Number of victims of land-related human rights violations in Colombia and the Philippines, in 2019 and midyear of 2020
In Colombia, lockdown protocols are intensified, leaving social leaders and mostly indigenous and Afro-Colombian communities more vulnerable to criminal gangs and paramilitaries associated with mining companies, drug traders, and timber traffickers. The power struggle between these armed actors has alarmingly caught previously guerrilla-held areas in the crossfire since the Colombian government and the insurgent group FARC signed a peace deal in 2016.
The pandemic has not eased the tensions. Between mid-March and June 2020, a total of 32 social leaders in rural regions were killed; 13 were threatened, harassed, or physically assaulted; and around 1,640 individuals were displaced from their communities, based on PANAP’s monitoring.
As early as March, Carlota Isabel Salinas Pérez, a human rights defender, became one of the first victims of violence in Colombia that has been masked by the global attention to COVID-19. Having just gathered food donations to peasant families in her community, she was murdered by unknown assailants outside her home in the municipality of San Pablo, in the department of Bolivar (308 kilometers north of Bogota).
The situation fares no better in the Philippines, where, during the same period, 16 peasant rights advocates were killed — or at least one every week. The murder of Nora Apique, a 66-year-old peasant leader, is illustrative of what has long been a pattern of violence under the Duterte government. Unidentified gunmen shot her to death on her way home last March 31 in San Miguel, Surigao del Sur, in southern Philippines.

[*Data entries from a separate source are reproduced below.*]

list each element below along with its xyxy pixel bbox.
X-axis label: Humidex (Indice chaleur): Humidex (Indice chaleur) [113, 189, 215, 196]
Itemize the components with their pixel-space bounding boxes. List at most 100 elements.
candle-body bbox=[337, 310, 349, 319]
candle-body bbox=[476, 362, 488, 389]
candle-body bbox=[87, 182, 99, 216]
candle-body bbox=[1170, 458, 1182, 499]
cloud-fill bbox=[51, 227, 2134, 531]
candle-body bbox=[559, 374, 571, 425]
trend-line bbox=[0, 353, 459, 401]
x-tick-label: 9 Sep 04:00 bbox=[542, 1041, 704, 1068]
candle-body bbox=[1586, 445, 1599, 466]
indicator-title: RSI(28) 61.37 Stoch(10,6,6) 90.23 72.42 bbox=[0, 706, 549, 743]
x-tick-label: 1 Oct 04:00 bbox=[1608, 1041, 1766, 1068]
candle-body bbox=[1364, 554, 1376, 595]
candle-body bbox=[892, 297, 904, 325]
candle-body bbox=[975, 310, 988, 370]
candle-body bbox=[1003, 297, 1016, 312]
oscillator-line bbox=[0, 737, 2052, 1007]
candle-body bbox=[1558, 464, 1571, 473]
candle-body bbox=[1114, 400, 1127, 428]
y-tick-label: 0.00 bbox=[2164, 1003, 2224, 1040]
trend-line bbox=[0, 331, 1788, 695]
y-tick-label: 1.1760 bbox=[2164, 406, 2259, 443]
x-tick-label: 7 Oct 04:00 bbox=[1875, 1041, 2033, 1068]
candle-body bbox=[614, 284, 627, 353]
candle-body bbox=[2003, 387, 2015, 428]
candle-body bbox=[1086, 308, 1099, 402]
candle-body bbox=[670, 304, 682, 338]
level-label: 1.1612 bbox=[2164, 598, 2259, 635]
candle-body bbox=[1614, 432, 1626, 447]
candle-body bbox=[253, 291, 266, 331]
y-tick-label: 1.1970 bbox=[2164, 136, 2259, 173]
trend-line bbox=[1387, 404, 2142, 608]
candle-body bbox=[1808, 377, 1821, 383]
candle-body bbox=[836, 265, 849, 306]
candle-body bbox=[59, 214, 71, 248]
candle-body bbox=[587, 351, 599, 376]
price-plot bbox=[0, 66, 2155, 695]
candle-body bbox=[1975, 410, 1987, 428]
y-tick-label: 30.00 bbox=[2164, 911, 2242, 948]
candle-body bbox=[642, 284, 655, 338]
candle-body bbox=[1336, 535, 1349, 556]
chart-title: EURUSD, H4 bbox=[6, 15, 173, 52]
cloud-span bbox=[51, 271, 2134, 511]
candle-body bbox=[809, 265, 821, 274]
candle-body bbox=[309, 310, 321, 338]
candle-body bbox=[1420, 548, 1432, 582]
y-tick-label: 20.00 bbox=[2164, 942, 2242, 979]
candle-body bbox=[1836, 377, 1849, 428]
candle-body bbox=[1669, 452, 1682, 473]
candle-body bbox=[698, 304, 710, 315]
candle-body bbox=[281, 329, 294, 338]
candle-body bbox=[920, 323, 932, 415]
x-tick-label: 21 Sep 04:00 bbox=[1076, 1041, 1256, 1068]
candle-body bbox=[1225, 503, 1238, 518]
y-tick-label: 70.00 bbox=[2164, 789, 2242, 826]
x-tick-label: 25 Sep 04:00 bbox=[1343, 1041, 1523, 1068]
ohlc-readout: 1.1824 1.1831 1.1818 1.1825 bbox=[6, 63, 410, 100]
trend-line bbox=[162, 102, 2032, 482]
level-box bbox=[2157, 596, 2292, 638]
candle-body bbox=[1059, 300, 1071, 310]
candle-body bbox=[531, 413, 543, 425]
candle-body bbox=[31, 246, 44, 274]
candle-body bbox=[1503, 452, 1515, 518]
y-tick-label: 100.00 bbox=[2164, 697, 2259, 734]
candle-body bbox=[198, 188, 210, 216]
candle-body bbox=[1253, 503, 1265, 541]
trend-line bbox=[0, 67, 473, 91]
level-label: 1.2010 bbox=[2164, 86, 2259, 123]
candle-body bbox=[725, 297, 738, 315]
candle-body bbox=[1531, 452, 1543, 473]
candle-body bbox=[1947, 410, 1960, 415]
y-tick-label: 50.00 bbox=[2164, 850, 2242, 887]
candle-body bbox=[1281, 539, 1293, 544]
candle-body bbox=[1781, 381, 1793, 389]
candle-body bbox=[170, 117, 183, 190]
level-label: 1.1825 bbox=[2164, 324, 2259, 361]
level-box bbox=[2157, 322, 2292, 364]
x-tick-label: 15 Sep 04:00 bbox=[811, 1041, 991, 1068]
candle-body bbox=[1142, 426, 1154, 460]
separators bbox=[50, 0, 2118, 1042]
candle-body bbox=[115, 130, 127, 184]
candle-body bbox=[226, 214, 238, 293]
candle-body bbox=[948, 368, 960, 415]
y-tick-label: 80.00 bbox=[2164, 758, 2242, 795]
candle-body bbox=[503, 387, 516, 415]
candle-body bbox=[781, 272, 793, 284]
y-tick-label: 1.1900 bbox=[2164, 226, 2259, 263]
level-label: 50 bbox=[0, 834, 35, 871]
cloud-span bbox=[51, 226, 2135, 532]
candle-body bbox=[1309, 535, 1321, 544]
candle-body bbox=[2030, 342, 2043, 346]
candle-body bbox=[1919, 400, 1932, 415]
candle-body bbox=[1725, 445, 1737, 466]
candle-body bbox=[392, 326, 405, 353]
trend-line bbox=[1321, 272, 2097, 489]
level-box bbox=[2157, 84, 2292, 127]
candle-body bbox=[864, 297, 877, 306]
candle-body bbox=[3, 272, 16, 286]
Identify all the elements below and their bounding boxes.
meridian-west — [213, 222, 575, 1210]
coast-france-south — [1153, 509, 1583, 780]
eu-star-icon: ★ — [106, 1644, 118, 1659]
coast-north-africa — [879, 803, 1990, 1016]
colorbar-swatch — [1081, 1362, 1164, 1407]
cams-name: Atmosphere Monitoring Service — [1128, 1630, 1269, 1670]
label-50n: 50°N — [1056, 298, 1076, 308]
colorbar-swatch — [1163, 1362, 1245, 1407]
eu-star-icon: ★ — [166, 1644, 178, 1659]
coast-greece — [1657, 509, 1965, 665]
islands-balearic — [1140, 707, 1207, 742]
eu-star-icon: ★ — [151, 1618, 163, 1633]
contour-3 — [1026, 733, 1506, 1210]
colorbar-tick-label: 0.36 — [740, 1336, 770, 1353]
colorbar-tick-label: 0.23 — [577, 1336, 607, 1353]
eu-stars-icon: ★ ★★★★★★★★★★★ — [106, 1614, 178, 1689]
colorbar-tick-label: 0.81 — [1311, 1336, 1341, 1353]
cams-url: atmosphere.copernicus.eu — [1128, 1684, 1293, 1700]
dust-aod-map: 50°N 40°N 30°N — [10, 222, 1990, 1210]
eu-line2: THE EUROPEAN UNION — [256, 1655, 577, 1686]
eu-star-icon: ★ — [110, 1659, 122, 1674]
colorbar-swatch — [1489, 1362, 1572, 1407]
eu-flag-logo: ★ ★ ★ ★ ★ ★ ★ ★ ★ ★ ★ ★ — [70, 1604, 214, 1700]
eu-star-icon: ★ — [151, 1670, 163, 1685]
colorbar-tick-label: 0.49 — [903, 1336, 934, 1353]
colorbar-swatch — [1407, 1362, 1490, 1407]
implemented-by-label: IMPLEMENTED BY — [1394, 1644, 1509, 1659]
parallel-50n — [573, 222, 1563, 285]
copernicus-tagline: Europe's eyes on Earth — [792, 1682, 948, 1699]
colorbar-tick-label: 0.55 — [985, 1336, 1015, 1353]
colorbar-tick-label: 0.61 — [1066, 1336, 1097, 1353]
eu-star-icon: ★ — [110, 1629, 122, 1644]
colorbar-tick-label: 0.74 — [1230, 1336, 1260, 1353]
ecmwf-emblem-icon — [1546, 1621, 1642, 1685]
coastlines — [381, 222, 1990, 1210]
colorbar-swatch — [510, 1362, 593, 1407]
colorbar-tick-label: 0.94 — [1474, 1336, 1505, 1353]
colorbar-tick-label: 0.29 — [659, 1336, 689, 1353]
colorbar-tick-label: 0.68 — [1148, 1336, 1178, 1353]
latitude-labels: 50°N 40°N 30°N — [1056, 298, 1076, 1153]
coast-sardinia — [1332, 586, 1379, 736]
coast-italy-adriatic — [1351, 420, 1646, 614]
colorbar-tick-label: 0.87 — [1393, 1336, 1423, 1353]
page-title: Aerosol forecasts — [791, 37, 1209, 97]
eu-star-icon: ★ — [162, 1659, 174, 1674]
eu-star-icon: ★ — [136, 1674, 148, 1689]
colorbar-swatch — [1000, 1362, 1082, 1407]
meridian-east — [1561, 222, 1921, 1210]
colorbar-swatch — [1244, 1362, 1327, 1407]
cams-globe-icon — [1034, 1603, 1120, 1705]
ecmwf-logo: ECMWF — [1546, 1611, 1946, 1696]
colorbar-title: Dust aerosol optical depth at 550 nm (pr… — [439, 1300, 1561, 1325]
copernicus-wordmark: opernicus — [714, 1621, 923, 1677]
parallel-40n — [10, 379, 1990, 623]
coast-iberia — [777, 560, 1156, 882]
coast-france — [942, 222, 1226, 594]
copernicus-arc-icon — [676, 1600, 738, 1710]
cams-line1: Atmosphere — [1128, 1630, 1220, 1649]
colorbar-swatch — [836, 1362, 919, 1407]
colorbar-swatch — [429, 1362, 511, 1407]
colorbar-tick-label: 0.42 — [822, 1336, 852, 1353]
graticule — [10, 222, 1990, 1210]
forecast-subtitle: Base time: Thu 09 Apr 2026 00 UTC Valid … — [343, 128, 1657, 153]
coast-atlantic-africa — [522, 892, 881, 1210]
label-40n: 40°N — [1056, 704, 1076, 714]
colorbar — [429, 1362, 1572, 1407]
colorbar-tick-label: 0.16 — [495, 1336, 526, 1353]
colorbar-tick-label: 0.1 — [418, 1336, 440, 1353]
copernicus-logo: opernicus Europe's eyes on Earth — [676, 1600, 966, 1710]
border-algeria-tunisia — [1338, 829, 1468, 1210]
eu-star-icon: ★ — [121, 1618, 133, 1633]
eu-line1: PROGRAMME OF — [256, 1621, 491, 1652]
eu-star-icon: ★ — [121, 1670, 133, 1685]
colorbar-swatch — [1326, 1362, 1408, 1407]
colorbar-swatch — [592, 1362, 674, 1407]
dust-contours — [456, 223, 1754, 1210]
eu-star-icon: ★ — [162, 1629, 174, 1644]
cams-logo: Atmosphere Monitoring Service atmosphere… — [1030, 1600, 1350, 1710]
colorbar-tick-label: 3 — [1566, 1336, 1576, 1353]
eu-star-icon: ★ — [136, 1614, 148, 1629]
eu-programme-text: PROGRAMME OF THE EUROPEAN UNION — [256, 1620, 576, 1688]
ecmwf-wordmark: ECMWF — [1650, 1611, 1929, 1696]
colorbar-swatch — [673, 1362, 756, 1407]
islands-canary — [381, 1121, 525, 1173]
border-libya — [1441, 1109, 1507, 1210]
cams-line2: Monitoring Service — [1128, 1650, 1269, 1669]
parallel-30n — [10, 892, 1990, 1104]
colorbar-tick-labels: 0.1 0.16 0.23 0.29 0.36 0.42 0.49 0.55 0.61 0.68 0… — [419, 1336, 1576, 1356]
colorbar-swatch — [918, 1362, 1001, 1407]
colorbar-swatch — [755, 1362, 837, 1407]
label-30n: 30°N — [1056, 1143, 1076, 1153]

Within just 14 weeks of when regional lockdowns were imposed in the country, PANAP’s monitoring also recorded almost the same number of cases of legal persecution as last year’s, with three rural people detained or arrested weekly. In one such case, in April, local police illegally detained a group of COVID-19 relief volunteers, including a former lawmaker, in the town of Norzagaray in Bulacan province (54.5 kilometers north of Manila).
Various human groups have been decrying the Philippine government’s heavily militarist COVID-19 measures and using the pandemic to pass a controversial Anti-Terrorism Law. This follows the global trend of authoritarian regimes’ attempts to provide justification for and legitimize attacks on critics, activists, and the sectors they are advocating for.
“We reiterate the calls for an end to the sweeping crackdown on land rights defenders as the coronavirus takes hold. We urge state authorities to probe into, and prosecute the perpetrators of, flagrant violations that facilitate graver repression of people’s political and civil rights, as well as social, economic and cultural rights,” PANAP executive director Sarojeni Rengam said.
At the same time, Rengam stressed that governments must provide much-needed aid to rural communities who are the most vulnerable to risks during this difficult time, yet who also remain the most persecuted.